Law enforcement and IT professionals seem divided on whether organizations should pay ransom in these situations. However, a post on Healthcare-Informatics.com reminds those in health care that most security breaches are preventable:

We all know that health care IT leaders are working very hard to try to ensure data security and cybersecurity, but the reality is that the dangers are becoming more menacing all the time now, not less. And independent community hospitals like Hollywood Presbyterian are particularly vulnerable with regard to the kinds of human and capital resources available to master these ever-intensifying issues.

[Learn the state of internal communication in health care with this free download.]
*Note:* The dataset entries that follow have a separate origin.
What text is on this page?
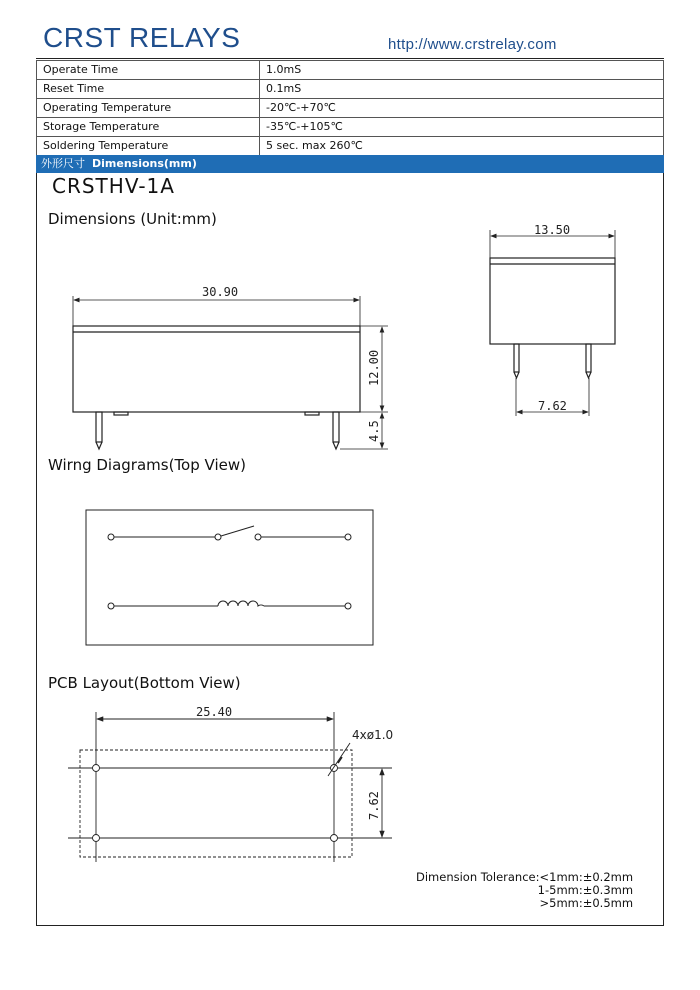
CRST RELAYS	http://www.crstrelay.com
Operate Time	1.0mS
Reset Time	0.1mS
Operating Temperature	-20℃-+70℃
Storage Temperature	-35℃-+105℃
Soldering Temperature	5 sec. max 260℃
外形尺寸 Dimensions(mm)
CRSTHV-1A
Dimensions (Unit:mm)
Wirng Diagrams(Top View)
PCB Layout(Bottom View)
30.90
12.00
4.5
13.50
7.62
25.40
4xø1.0
7.62
Dimension Tolerance:<1mm:±0.2mm
1-5mm:±0.3mm
>5mm:±0.5mm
Writer Mark Hagland said the issues are becoming apparent “in every sphere of patient care organization activity.” The threats, he said, are coming from:

  • Phishing scams that get unsuspecting staff members to open infected emails

  • Straight-out hacks by crime syndicates

  • Hostile foreign governments

  • Cyberattacks against medical devices that are connected to EHRs and other clinical information

A post on Computerworld.com offered a few snarky insights, including this one:

It appears the hospital failed with its disaster recovery (DR). Looks like it either didn’t have backups, or the restore failed…Oopsy daisy, hashtag-fail, oh noes, etcetera. In IT Blogwatch, bloggers see a lesson for all of us: Backups aren’t backups unless you can restore them!